An Inclusive Litany

6/1/95

From "Milk in the Memphis, TN, and Paducah, KY, Marketing Areas; Reinstatement of the Orders" (56 FR 6679), issued by the Agricultural Marketing Service of the Department of Agriculture, entered into the Federal Register on February 1, 1993 at 8:45 a.m.:
1097.51a Basic Class II formula price.

    The "basic Class II formula price" for the month shall be the basic formula price determined pursuant to 1097.51 for the second preceding month plus or minus the amount computed pursuant to paragraphs (a) through (d) of this section:
    (a) The gross values per hundredweight of milk used to manufacture cheddar cheese and butter-nonfat dry milk shall be computed, using price data determined pursuant to 1097.20 and yield factors in effect under the Dairy Price Support Program authorized by the Agricultural Act of 1949, as amended, for the first 15 days of the preceding month and, separately, for the first 15 days of the second preceding month as follows:
    (1) The gross value of milk used to manufacture cheddar cheese shall be the sum of the following computations:
    (i) Multiply the cheddar cheese price by the yield factor used under the Price Support Program for cheddar cheese;
    (ii) Multiply the butter price by the yield factor used under the Price Support Program for determining the butterfat component of the whey value in the cheese price computation; and
    (iii) Subtract from the edible whey price the processing cost used under the Price Support Program for edible whey and multiply any positive difference by the yield factor used under the Price Support Program for edible whey.
    (2) The gross value of milk used to manufacture butter-nonfat dry milk shall be the sum of the following computations:
    (i) Multiply the butter price by the yield factor used under the Price Support Program for butter; and
    (ii) Multiply the nonfat dry milk price by the yield factor used under the Price Support Program for nonfat dry milk.
    (b) Determine the amounts by which the gross value per hundredweight of milk used to manufacture cheddar cheese and the gross value per hundredweight of milk used to manufacture butter-nonfat dry milk for the first 15 days of the preceding month exceed or are less than the respective gross values for the first 15 days of the second preceding month.
    (c) Compute weighting factors to be applied to the changes in gross values determined pursuant to paragraph (b) of this section by determining the relative proportion that the data included in each of the following subparagraphs is of the total of the data represented in paragraphs (c) (1) and (2) of this section:
    (1) Combine the total American cheese production for the States of Minnesota and Wisconsin, as reported by the Economics and Statistics Service of the Department for the third preceding month, and divide by the yield factor used under the Price Support Program for cheddar cheese to determine the quantity of milk used in the production of American cheddar cheese; and
    (2) Combine the total nonfat dry milk production for the States of Minnesota and Wisconsin, as reported by the Economics and Statistics Service of the Department for the third preceding month, and divide by the yield factor used under the Price Support Program for nonfat dry milk to determine the quantity of milk used in the production of butter-nonfat dry milk.

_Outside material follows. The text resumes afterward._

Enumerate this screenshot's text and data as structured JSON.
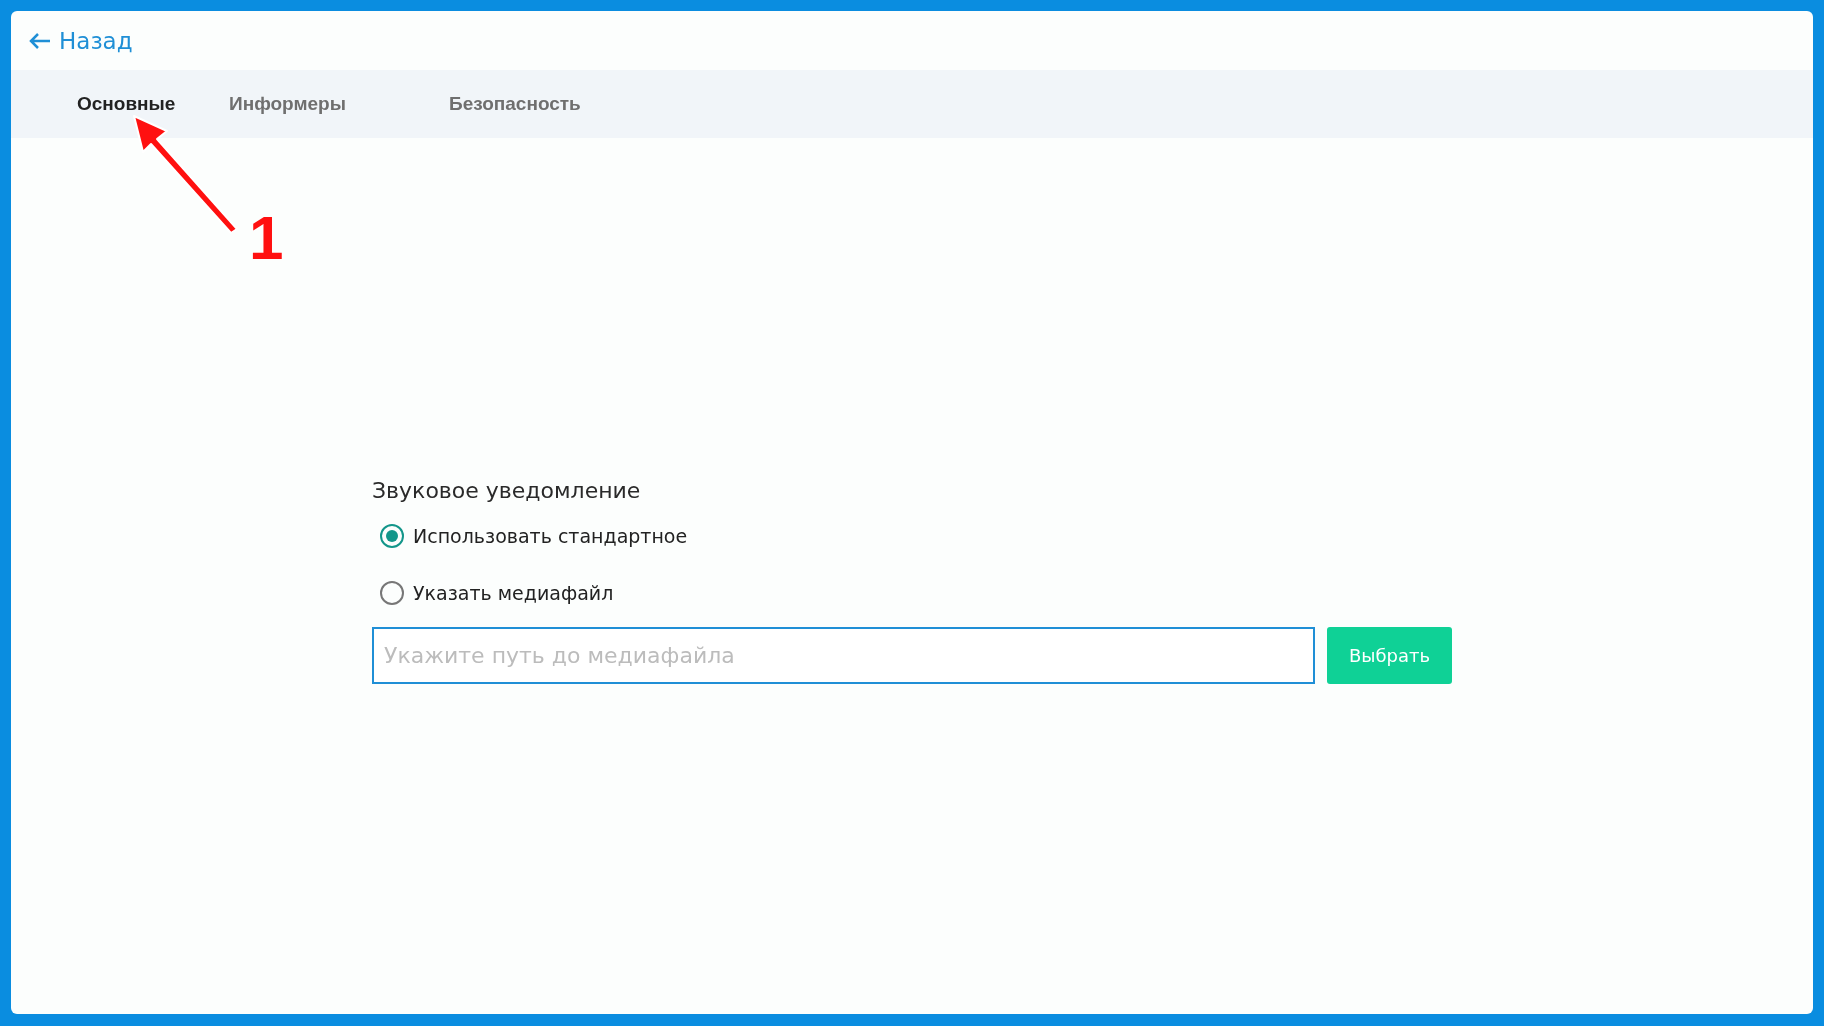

    Note: The computation of the basic Class II formula price is affected by a determination document published on September 6, 1984, 49 FR 35078.

    (d) Compute a weighted average of the changes in gross values per hundredweight of milk determined pursuant to paragraph (b) of this section in accordance with the relative proportions of milk determined pursuant to paragraph (c) of this section.

[Ed.: This excerpt represents almost 2 percent of the full text of this particular marketing order, which contains 28,930 words. When printed (mistakenly, in my case) as standard 10-point Courier text, it totals nearly 70 pages. Milk marketing orders set prices for various regions of the country above market-clearing rates in what the Justice Department in 1977 called "one of the most complicated arrangements that government has yet conceived." If the various documents used to set milk prices throughout the nation were stacked on top of one another, the resulting pile would tower over the average person's head. Senator Patrick Leahy (D-VT) said of the orders, "There are only three people in the nation who fully understand them, and they are not allowed to talk." The dairy cartels that result from these arrangements, it should also be noted, are exempt from antitrust actions.]